El problema surgió en marzo, cuando algunos de los compradores pretendían mudarse o incluso ya residían allí. «En un principio nos dijeron que había facturas sin pagar del constructor y por eso cortaban el suministro, ahora dicen que falta un transformador y cada vez es algo diferente», recuerda Rubén C. Hermida desde el bloque del edificio centro, con un total de 96 viviendas, de las cuales hay muchas sin vender.
Para intentar solucionarlo se entrevistaron con la empresa responsable y con Industria, donde recibieron asesoramiento, pero sin éxito. «La firma instaladora dice que no hay boletín en la consellería, pero supuestamente fue solicitado. No entiendo nada, porque para escriturar tiene que haber una cédula de habitabilidad y con los demás servicios no hay ningún problema», recuerda Adolfo Vázquez, uno de los propietarios, que cuenta incluso con el piso amueblado.

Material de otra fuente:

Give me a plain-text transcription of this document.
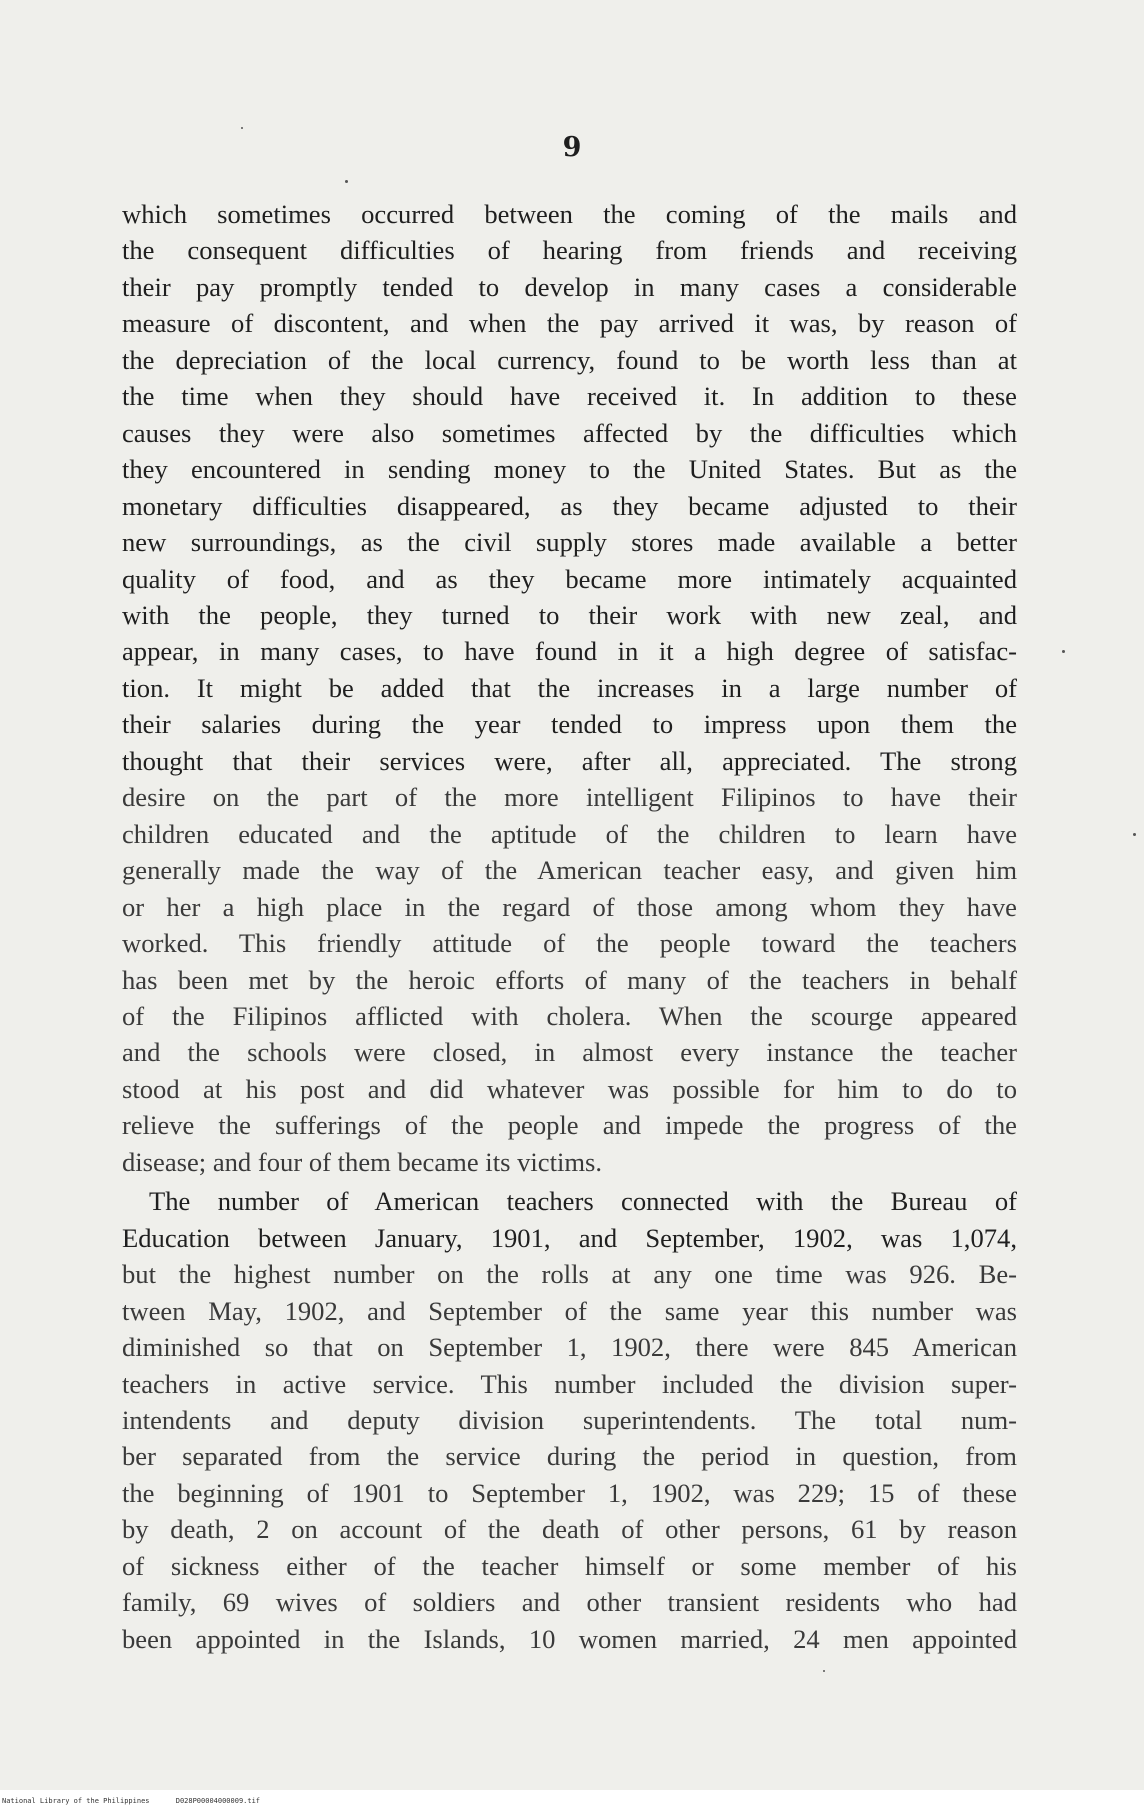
9

which sometimes occurred between the coming of the mails and
the consequent difficulties of hearing from friends and receiving
their pay promptly tended to develop in many cases a considerable
measure of discontent, and when the pay arrived it was, by reason of
the depreciation of the local currency, found to be worth less than at
the time when they should have received it. In addition to these
causes they were also sometimes affected by the difficulties which
they encountered in sending money to the United States. But as the
monetary difficulties disappeared, as they became adjusted to their
new surroundings, as the civil supply stores made available a better
quality of food, and as they became more intimately acquainted
with the people, they turned to their work with new zeal, and
appear, in many cases, to have found in it a high degree of satisfac-
tion. It might be added that the increases in a large number of
their salaries during the year tended to impress upon them the
thought that their services were, after all, appreciated. The strong
desire on the part of the more intelligent Filipinos to have their
children educated and the aptitude of the children to learn have
generally made the way of the American teacher easy, and given him
or her a high place in the regard of those among whom they have
worked. This friendly attitude of the people toward the teachers
has been met by the heroic efforts of many of the teachers in behalf
of the Filipinos afflicted with cholera. When the scourge appeared
and the schools were closed, in almost every instance the teacher
stood at his post and did whatever was possible for him to do to
relieve the sufferings of the people and impede the progress of the
disease; and four of them became its victims.

The number of American teachers connected with the Bureau of
Education between January, 1901, and September, 1902, was 1,074,
but the highest number on the rolls at any one time was 926. Be-
tween May, 1902, and September of the same year this number was
diminished so that on September 1, 1902, there were 845 American
teachers in active service. This number included the division super-
intendents and deputy division superintendents. The total num-
ber separated from the service during the period in question, from
the beginning of 1901 to September 1, 1902, was 229; 15 of these
by death, 2 on account of the death of other persons, 61 by reason
of sickness either of the teacher himself or some member of his
family, 69 wives of soldiers and other transient residents who had
been appointed in the Islands, 10 women married, 24 men appointed

National Library of the Philippines	D028P00004000009.tif
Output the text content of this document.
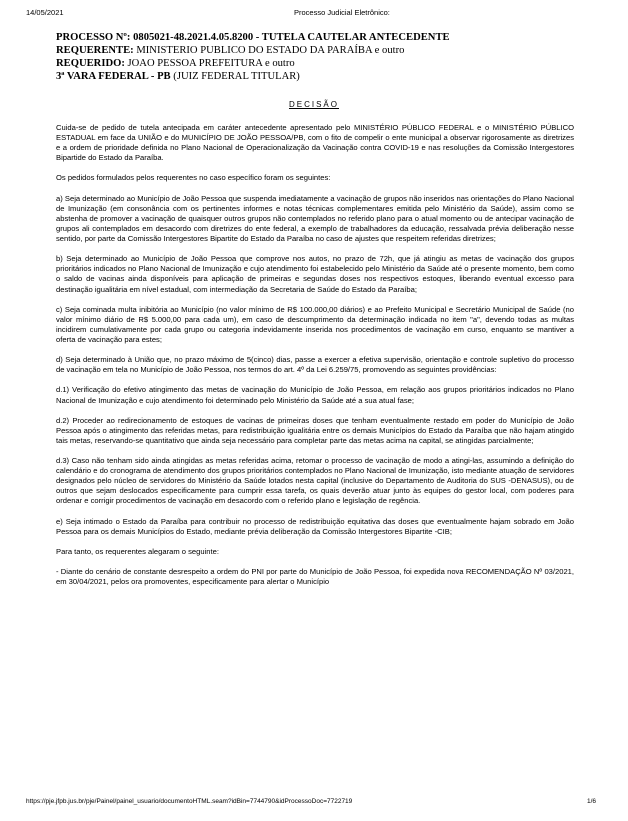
14/05/2021	Processo Judicial Eletrônico:
PROCESSO Nº: 0805021-48.2021.4.05.8200 - TUTELA CAUTELAR ANTECEDENTE
REQUERENTE: MINISTERIO PUBLICO DO ESTADO DA PARAÍBA e outro
REQUERIDO: JOAO PESSOA PREFEITURA e outro
3ª VARA FEDERAL - PB (JUIZ FEDERAL TITULAR)
DECISÃO

Cuida-se de pedido de tutela antecipada em caráter antecedente apresentado pelo MINISTÉRIO PÚBLICO FEDERAL e o MINISTÉRIO PÚBLICO ESTADUAL em face da UNIÃO e do MUNICÍPIO DE JOÃO PESSOA/PB, com o fito de compelir o ente municipal a observar rigorosamente as diretrizes e a ordem de prioridade definida no Plano Nacional de Operacionalização da Vacinação contra COVID-19 e nas resoluções da Comissão Intergestores Bipartide do Estado da Paraíba.

Os pedidos formulados pelos requerentes no caso específico foram os seguintes:

a) Seja determinado ao Município de João Pessoa que suspenda imediatamente a vacinação de grupos não inseridos nas orientações do Plano Nacional de Imunização (em consonância com os pertinentes informes e notas técnicas complementares emitida pelo Ministério da Saúde), assim como se abstenha de promover a vacinação de quaisquer outros grupos não contemplados no referido plano para o atual momento ou de antecipar vacinação de grupos ali contemplados em desacordo com diretrizes do ente federal, a exemplo de trabalhadores da educação, ressalvada prévia deliberação nesse sentido, por parte da Comissão Intergestores Bipartite do Estado da Paraíba no caso de ajustes que respeitem referidas diretrizes;

b) Seja determinado ao Município de João Pessoa que comprove nos autos, no prazo de 72h, que já atingiu as metas de vacinação dos grupos prioritários indicados no Plano Nacional de Imunização e cujo atendimento foi estabelecido pelo Ministério da Saúde até o presente momento, bem como o saldo de vacinas ainda disponíveis para aplicação de primeiras e segundas doses nos respectivos estoques, liberando eventual excesso para destinação igualitária em nível estadual, com intermediação da Secretaria de Saúde do Estado da Paraíba;

c) Seja cominada multa inibitória ao Município (no valor mínimo de R$ 100.000,00 diários) e ao Prefeito Municipal e Secretário Municipal de Saúde (no valor mínimo diário de R$ 5.000,00 para cada um), em caso de descumprimento da determinação indicada no item "a", devendo todas as multas incidirem cumulativamente por cada grupo ou categoria indevidamente inserida nos procedimentos de vacinação em curso, enquanto se mantiver a oferta de vacinação para estes;

d) Seja determinado à União que, no prazo máximo de 5(cinco) dias, passe a exercer a efetiva supervisão, orientação e controle supletivo do processo de vacinação em tela no Município de João Pessoa, nos termos do art. 4º da Lei 6.259/75, promovendo as seguintes providências:

d.1) Verificação do efetivo atingimento das metas de vacinação do Município de João Pessoa, em relação aos grupos prioritários indicados no Plano Nacional de Imunização e cujo atendimento foi determinado pelo Ministério da Saúde até a sua atual fase;

d.2) Proceder ao redirecionamento de estoques de vacinas de primeiras doses que tenham eventualmente restado em poder do Município de João Pessoa após o atingimento das referidas metas, para redistribuição igualitária entre os demais Municípios do Estado da Paraíba que não hajam atingido tais metas, reservando-se quantitativo que ainda seja necessário para completar parte das metas acima na capital, se atingidas parcialmente;

d.3) Caso não tenham sido ainda atingidas as metas referidas acima, retomar o processo de vacinação de modo a atingi-las, assumindo a definição do calendário e do cronograma de atendimento dos grupos prioritários contemplados no Plano Nacional de Imunização, isto mediante atuação de servidores designados pelo núcleo de servidores do Ministério da Saúde lotados nesta capital (inclusive do Departamento de Auditoria do SUS -DENASUS), ou de outros que sejam deslocados especificamente para cumprir essa tarefa, os quais deverão atuar junto às equipes do gestor local, com poderes para ordenar e corrigir procedimentos de vacinação em desacordo com o referido plano e legislação de regência.

e) Seja intimado o Estado da Paraíba para contribuir no processo de redistribuição equitativa das doses que eventualmente hajam sobrado em João Pessoa para os demais Municípios do Estado, mediante prévia deliberação da Comissão Intergestores Bipartite -CIB;

Para tanto, os requerentes alegaram o seguinte:

- Diante do cenário de constante desrespeito a ordem do PNI por parte do Município de João Pessoa, foi expedida nova RECOMENDAÇÃO Nº 03/2021, em 30/04/2021, pelos ora promoventes, especificamente para alertar o Município

https://pje.jfpb.jus.br/pje/Painel/painel_usuario/documentoHTML.seam?idBin=7744790&idProcessoDoc=7722719	1/6
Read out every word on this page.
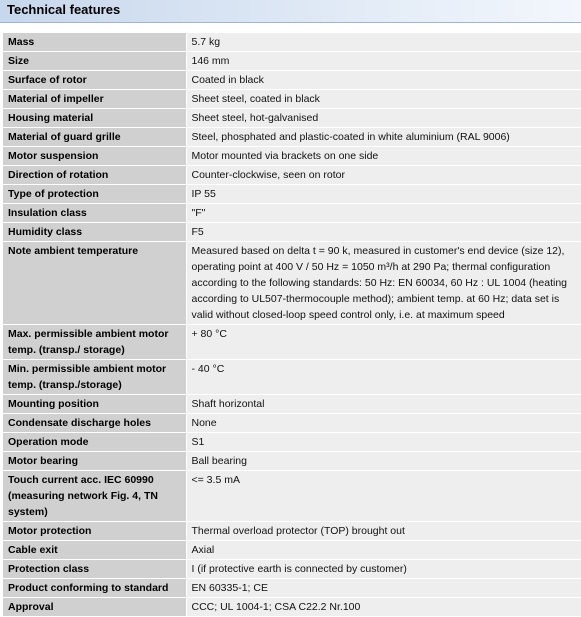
Technical features
Mass	5.7 kg
Size	146 mm
Surface of rotor	Coated in black
Material of impeller	Sheet steel, coated in black
Housing material	Sheet steel, hot-galvanised
Material of guard grille	Steel, phosphated and plastic-coated in white aluminium (RAL 9006)
Motor suspension	Motor mounted via brackets on one side
Direction of rotation	Counter-clockwise, seen on rotor
Type of protection	IP 55
Insulation class	"F"
Humidity class	F5
Note ambient temperature	Measured based on delta t = 90 k, measured in customer's end device (size 12), operating point at 400 V / 50 Hz = 1050 m³/h at 290 Pa; thermal configuration according to the following standards: 50 Hz: EN 60034, 60 Hz : UL 1004 (heating according to UL507-thermocouple method); ambient temp. at 60 Hz; data set is valid without closed-loop speed control only, i.e. at maximum speed
Max. permissible ambient motor temp. (transp./ storage)	+ 80 °C
Min. permissible ambient motor temp. (transp./storage)	- 40 °C
Mounting position	Shaft horizontal
Condensate discharge holes	None
Operation mode	S1
Motor bearing	Ball bearing
Touch current acc. IEC 60990 (measuring network Fig. 4, TN system)	<= 3.5 mA
Motor protection	Thermal overload protector (TOP) brought out
Cable exit	Axial
Protection class	I (if protective earth is connected by customer)
Product conforming to standard	EN 60335-1; CE
Approval	CCC; UL 1004-1; CSA C22.2 Nr.100
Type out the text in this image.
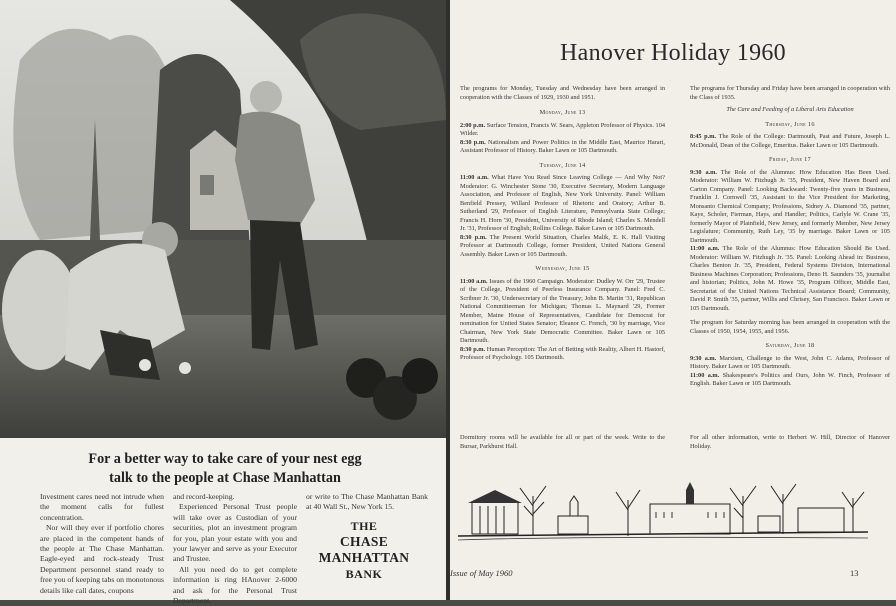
For a better way to take care of your nest egg
talk to the people at Chase Manhattan

Investment cares need not intrude when the moment calls for fullest concentration.

Nor will they ever if portfolio chores are placed in the competent hands of the people at The Chase Manhattan. Eagle-eyed and rock-steady Trust Department personnel stand ready to free you of keeping tabs on monotonous details like call dates, coupons

and record-keeping.

Experienced Personal Trust people will take over as Custodian of your securities, plot an investment program for you, plan your estate with you and your lawyer and serve as your Executor and Trustee.

All you need do to get complete information is ring HAnover 2-6000 and ask for the Personal Trust Department,

or write to The Chase Manhattan Bank at 40 Wall St., New York 15.

THE
CHASE MANHATTAN
BANK
Hanover Holiday 1960

The programs for Monday, Tuesday and Wednesday have been arranged in cooperation with the Classes of 1929, 1930 and 1951.

Monday, June 13

2:00 p.m. Surface Tension, Francis W. Sears, Appleton Professor of Physics. 104 Wilder.

8:30 p.m. Nationalism and Power Politics in the Middle East, Maurice Harari, Assistant Professor of History. Baker Lawn or 105 Dartmouth.

Tuesday, June 14

11:00 a.m. What Have You Read Since Leaving College — And Why Not? Moderator: G. Winchester Stone '30, Executive Secretary, Modern Language Association, and Professor of English, New York University. Panel: William Benfield Pressey, Willard Professor of Rhetoric and Oratory; Arthur B. Sutherland '29, Professor of English Literature, Pennsylvania State College; Francis H. Horn '30, President, University of Rhode Island; Charles S. Mendell Jr. '31, Professor of English; Rollins College. Baker Lawn or 105 Dartmouth.

8:30 p.m. The Present World Situation, Charles Malik, E. K. Hall Visiting Professor at Dartmouth College, former President, United Nations General Assembly. Baker Lawn or 105 Dartmouth.

Wednesday, June 15

11:00 a.m. Issues of the 1960 Campaign. Moderator: Dudley W. Orr '29, Trustee of the College, President of Peerless Insurance Company. Panel: Fred C. Scribner Jr. '30, Undersecretary of the Treasury; John B. Martin '31, Republican National Committeeman for Michigan; Thomas L. Maynard '29, Former Member, Maine House of Representatives, Candidate for Democrat for nomination for United States Senator; Eleanor C. French, '30 by marriage, Vice Chairman, New York State Democratic Committee. Baker Lawn or 105 Dartmouth.

8:30 p.m. Human Perception: The Art of Betting with Reality, Albert H. Hastorf, Professor of Psychology. 105 Dartmouth.

The programs for Thursday and Friday have been arranged in cooperation with the Class of 1935.

The Care and Feeding of a Liberal Arts Education

Thursday, June 16

8:45 p.m. The Role of the College: Dartmouth, Past and Future, Joseph L. McDonald, Dean of the College, Emeritus. Baker Lawn or 105 Dartmouth.

Friday, June 17

9:30 a.m. The Role of the Alumnus: How Education Has Been Used. Moderator: William W. Fitzhugh Jr. '35, President, New Haven Board and Carton Company. Panel: Looking Backward: Twenty-five years in Business, Franklin J. Cornwell '35, Assistant to the Vice President for Marketing, Monsanto Chemical Company; Professions, Sidney A. Diamond '35, partner, Kaye, Scholer, Fierman, Hays, and Handler; Politics, Carlyle W. Crane '35, formerly Mayor of Plainfield, New Jersey, and formerly Member, New Jersey Legislature; Community, Ruth Ley, '35 by marriage. Baker Lawn or 105 Dartmouth.

11:00 a.m. The Role of the Alumnus: How Education Should Be Used. Moderator: William W. Fitzhugh Jr. '35. Panel: Looking Ahead in: Business, Charles Benton Jr. '35, President, Federal Systems Division, International Business Machines Corporation; Professions, Deno H. Saunders '35, journalist and historian; Politics, John M. Howe '35, Program Officer, Middle East, Secretariat of the United Nations Technical Assistance Board; Community, David P. Smith '35, partner, Willis and Chrisey, San Francisco. Baker Lawn or 105 Dartmouth.

The program for Saturday morning has been arranged in cooperation with the Classes of 1950, 1954, 1955, and 1956.

Saturday, June 18

9:30 a.m. Marxism, Challenge to the West, John C. Adams, Professor of History. Baker Lawn or 105 Dartmouth.

11:00 a.m. Shakespeare's Politics and Ours, John W. Finch, Professor of English. Baker Lawn or 105 Dartmouth.

Dormitory rooms will be available for all or part of the week. Write to the Bursar, Parkhurst Hall.

For all other information, write to Herbert W. Hill, Director of Hanover Holiday.

Issue of May 1960	13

Para ejercer mayor presión, diez de las familias implicadas han decidido encerrarse este fin de semana pese a no tener luz. Provistos de velas y bocadillos, permanecerán en los pisos de viernes hasta el domingo. Una medida que también servirá para ahuyentar el vandalismo, puesto que al estar los bloques vacíos los intentos de robo y los destrozos se han repetido desde que el constructor tomiñés se fugó.